Back when George H. W. Bush was running for the White House, high-level Republicans were reportedly concerned about his perceived lack of gravitas. It may be hard to imagine now, with the elder Bush’s heft contrasted to that of the younger, but so it was. One of the phrases in print about him (aside from the epithets developed in George F. Will’s office) was “all resume and no substance."

 

In other words, former President Bush had held a series of government positions but made little impact.  Ironically, one position in which he had notable impact seems to be something not many people were able to talk about.  From 1976 to 1977, George H. W. Bush was director of the Central Intelligence Agency, appointed by President Gerald Ford. 

 

His main apparent contribution there, aside from shielding the Agency from investigation by the Church Committee as much as possible, is one we’re still paying for today:  the creation of a special entity called “Team B.”

 

The issue at hand was the strength of the U.S.S.R. – a broad question with unimaginably huge ramifications for the duration of the Cold War.  As we know by now, official estimates of Soviet military strength far outstripped the reality, to such an extent that the swift collapse of the Soviet Union took many nominally expert observers by surprise.  While the inflated estimates were being pumped out for public consumption, however, U.S. “defense” and “intelligence” spending was kept on track to meet the purported threat.

 

As my late father commented when the Berlin Wall finally fell, “The military-industrial complex keeps rolling along” (cf. the old song about caissons, which he used to hum).  One of the wheels in this process, as we now know, was none other than the creation supervised by Mr.

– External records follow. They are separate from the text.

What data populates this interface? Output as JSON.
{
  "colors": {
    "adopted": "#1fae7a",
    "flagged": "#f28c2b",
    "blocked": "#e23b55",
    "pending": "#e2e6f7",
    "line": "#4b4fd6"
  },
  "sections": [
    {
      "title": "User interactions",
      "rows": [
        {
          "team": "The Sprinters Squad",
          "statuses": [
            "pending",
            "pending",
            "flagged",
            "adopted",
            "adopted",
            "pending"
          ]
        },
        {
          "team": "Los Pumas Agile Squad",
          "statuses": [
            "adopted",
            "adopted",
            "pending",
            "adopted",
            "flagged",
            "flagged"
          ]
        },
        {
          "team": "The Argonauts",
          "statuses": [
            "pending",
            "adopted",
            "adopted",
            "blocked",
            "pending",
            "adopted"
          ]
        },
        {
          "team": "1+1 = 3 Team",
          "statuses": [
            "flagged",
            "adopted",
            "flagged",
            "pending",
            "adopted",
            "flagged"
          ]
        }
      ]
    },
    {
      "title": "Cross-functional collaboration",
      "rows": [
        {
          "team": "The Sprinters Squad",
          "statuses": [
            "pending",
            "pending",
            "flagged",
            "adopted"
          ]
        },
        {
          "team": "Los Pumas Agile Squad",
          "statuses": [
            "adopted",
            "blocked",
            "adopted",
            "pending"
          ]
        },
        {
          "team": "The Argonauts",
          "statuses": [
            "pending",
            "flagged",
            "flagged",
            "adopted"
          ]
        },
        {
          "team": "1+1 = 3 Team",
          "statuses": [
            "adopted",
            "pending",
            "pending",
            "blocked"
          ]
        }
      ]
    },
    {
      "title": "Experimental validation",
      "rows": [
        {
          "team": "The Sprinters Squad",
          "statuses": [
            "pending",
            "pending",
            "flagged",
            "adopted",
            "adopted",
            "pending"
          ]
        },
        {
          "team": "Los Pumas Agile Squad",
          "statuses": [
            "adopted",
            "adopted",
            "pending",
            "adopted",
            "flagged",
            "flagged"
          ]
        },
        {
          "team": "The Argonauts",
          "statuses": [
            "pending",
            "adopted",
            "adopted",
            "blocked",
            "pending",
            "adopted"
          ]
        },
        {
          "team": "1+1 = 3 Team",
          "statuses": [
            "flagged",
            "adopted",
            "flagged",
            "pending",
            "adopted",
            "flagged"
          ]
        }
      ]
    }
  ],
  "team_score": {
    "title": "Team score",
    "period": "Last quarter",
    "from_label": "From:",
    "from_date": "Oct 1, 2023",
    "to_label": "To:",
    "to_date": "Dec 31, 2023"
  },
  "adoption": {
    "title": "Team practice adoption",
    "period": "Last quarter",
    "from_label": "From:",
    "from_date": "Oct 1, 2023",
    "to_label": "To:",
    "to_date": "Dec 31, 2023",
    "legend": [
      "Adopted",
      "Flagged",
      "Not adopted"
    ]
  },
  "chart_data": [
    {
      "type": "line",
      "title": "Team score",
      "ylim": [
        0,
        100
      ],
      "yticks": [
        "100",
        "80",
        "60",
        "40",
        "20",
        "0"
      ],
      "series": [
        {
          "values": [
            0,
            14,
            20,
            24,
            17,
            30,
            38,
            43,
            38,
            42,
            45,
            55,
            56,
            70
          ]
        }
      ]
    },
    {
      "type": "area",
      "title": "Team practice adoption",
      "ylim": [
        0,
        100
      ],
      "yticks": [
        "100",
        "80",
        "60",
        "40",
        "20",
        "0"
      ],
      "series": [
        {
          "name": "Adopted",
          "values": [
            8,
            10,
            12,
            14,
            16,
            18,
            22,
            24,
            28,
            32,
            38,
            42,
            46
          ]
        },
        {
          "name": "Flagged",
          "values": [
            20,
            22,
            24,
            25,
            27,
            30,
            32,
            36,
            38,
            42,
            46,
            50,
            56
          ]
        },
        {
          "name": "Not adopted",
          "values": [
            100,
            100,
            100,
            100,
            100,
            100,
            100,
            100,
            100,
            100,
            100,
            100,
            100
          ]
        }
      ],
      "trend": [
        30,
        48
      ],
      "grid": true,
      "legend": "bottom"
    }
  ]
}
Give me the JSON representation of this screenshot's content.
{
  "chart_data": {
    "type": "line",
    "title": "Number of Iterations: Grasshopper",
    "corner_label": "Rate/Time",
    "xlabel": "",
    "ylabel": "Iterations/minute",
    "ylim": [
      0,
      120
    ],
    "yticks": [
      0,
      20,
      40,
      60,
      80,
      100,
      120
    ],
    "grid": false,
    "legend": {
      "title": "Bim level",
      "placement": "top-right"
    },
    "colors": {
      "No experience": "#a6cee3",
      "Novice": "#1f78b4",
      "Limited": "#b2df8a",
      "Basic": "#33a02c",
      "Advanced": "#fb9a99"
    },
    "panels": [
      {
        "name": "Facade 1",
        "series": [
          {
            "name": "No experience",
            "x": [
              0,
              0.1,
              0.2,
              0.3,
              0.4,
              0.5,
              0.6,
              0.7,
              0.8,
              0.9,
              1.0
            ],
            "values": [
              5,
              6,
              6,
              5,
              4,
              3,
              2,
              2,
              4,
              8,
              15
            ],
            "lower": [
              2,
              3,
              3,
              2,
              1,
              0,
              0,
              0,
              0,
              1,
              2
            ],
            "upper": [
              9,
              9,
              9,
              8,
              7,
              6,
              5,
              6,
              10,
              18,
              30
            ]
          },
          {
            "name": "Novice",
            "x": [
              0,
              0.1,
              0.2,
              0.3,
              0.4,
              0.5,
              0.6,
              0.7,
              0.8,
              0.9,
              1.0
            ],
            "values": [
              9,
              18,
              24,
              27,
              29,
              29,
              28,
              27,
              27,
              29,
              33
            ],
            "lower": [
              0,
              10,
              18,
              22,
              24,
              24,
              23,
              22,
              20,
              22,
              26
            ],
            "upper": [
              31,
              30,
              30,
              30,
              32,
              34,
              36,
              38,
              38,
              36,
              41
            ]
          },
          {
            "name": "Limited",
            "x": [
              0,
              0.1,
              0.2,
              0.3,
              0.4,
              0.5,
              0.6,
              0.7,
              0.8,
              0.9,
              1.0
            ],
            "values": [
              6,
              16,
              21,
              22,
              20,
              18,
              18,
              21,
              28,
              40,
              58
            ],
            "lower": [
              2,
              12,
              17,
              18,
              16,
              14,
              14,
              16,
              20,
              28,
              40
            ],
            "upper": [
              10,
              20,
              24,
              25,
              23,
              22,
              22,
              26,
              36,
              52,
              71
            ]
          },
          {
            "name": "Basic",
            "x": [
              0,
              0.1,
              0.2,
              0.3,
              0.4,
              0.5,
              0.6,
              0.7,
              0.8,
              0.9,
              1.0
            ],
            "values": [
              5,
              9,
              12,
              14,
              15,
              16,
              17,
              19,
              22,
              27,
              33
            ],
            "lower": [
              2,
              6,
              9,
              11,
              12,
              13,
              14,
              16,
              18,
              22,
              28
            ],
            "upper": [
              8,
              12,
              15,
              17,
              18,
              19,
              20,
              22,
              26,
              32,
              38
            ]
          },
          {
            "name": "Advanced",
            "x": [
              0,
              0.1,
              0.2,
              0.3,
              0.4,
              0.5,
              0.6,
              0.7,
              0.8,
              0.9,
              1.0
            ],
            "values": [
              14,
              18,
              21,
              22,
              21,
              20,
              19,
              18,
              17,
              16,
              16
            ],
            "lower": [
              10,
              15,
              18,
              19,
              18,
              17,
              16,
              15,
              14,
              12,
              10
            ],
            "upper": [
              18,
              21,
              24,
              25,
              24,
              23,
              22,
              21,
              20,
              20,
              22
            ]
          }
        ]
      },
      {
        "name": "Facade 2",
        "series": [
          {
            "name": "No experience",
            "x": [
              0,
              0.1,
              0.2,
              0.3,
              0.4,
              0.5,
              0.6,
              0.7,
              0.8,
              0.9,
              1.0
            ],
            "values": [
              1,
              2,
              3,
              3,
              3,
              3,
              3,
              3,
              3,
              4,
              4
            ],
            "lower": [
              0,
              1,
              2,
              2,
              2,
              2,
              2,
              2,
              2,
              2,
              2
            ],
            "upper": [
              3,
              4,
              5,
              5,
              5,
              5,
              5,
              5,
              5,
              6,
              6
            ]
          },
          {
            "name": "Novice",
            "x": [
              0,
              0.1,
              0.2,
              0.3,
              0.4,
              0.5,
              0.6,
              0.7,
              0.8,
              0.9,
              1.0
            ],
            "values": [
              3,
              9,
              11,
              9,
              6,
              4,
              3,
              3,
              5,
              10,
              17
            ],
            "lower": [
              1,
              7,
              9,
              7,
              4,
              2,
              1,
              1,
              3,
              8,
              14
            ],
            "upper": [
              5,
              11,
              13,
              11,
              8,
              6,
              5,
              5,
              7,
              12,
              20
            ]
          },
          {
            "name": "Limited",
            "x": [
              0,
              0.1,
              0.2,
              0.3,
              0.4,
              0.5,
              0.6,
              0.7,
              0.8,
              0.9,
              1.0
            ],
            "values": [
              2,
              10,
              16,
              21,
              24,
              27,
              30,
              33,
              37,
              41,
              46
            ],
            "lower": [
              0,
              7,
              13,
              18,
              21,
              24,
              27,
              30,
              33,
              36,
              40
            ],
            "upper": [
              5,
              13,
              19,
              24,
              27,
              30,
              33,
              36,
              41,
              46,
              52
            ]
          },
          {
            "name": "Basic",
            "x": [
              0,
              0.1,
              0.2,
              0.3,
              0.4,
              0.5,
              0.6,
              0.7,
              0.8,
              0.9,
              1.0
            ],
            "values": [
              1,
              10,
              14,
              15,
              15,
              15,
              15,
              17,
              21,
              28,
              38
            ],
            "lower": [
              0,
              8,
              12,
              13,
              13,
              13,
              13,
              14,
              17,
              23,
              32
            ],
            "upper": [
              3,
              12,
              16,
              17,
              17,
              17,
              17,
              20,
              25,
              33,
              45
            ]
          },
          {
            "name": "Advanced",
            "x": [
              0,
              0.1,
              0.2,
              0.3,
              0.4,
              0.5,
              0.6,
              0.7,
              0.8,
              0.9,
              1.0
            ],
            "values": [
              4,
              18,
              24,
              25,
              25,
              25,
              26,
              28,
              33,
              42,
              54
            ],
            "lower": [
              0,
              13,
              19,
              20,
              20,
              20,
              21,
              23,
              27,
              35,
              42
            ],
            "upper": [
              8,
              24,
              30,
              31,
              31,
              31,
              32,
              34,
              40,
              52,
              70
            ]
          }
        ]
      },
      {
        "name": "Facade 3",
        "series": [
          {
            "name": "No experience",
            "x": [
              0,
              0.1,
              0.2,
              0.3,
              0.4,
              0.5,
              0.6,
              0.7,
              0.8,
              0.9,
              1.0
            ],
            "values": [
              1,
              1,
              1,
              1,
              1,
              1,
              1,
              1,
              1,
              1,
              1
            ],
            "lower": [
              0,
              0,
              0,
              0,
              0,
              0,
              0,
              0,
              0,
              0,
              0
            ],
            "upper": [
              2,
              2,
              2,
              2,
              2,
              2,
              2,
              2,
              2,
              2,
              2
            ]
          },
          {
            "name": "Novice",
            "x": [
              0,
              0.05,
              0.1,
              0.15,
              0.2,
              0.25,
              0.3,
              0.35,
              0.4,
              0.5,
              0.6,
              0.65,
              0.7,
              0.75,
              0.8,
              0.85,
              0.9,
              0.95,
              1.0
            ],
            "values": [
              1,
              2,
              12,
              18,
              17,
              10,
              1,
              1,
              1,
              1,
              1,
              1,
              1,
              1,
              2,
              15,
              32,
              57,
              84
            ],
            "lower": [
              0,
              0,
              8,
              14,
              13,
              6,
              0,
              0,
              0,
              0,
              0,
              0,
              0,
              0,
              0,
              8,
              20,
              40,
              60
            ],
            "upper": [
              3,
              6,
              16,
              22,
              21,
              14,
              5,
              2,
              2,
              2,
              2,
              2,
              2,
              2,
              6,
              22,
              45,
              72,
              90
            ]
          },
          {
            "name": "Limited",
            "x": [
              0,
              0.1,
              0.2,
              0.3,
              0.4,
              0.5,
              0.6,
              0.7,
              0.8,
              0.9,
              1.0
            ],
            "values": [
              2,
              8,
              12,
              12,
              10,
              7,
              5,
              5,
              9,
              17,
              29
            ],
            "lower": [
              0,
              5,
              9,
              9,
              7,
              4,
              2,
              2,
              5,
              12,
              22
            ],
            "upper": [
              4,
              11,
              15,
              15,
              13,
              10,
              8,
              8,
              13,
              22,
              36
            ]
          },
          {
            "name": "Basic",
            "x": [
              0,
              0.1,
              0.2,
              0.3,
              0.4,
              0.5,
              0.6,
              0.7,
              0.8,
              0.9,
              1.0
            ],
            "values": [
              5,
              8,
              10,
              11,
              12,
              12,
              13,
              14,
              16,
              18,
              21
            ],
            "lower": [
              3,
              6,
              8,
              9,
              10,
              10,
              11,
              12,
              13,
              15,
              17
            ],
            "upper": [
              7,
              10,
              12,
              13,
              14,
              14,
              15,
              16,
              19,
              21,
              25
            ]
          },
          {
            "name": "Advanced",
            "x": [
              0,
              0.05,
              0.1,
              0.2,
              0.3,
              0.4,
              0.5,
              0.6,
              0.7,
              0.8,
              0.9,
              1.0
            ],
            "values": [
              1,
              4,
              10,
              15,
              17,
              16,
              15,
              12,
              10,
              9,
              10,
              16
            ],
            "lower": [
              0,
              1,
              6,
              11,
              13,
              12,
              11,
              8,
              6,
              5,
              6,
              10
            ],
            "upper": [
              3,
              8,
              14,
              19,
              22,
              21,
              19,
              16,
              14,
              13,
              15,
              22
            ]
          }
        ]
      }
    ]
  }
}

Bush, called “Team B.”  The crux was that CIA intelligence was turning up information that called the vaunted Soviet strength into some doubt.  In a pattern that went on for some years, the CIA was concerned about the discrepancies between conflicting estimates.  “Team B” was staffed not by the CIA but by people outside it, who generated their own estimates of Soviet strength, and was pushed by Reagan’s foreign intelligence advisory board.  The CIA seems not to have been pleased with it.  One CIA analyst who scrutinized the team’s work was found dead; his homicide has apparently never been solved.

 

But – and this will probably surprise no one – the team got its message out, or at least got its message up through administration channels to where it was most useful and was welcomed most warmly.

 

In a nutshell, what they did was basically keep the Cold War going as long as possible, even while it and the then-Soviet Union were on their last legs.

 

When the Cold War at last ended, even for public consumption, some of the same personnel – as we now know – began casting about for a new “global” entity to take its place.  Some media figures who have devoted little attention to other questions affecting public safety and public health instantly became exercised about weapons that might be stolen from the former U.S.S.R. and then acquired by terrorists.

 

A valid concern, of course.  But the same folks with so much to say about “terrorists” are much less voluble on equally somber issues including land mines, toxic waste, radioactive materials in private hands, etc.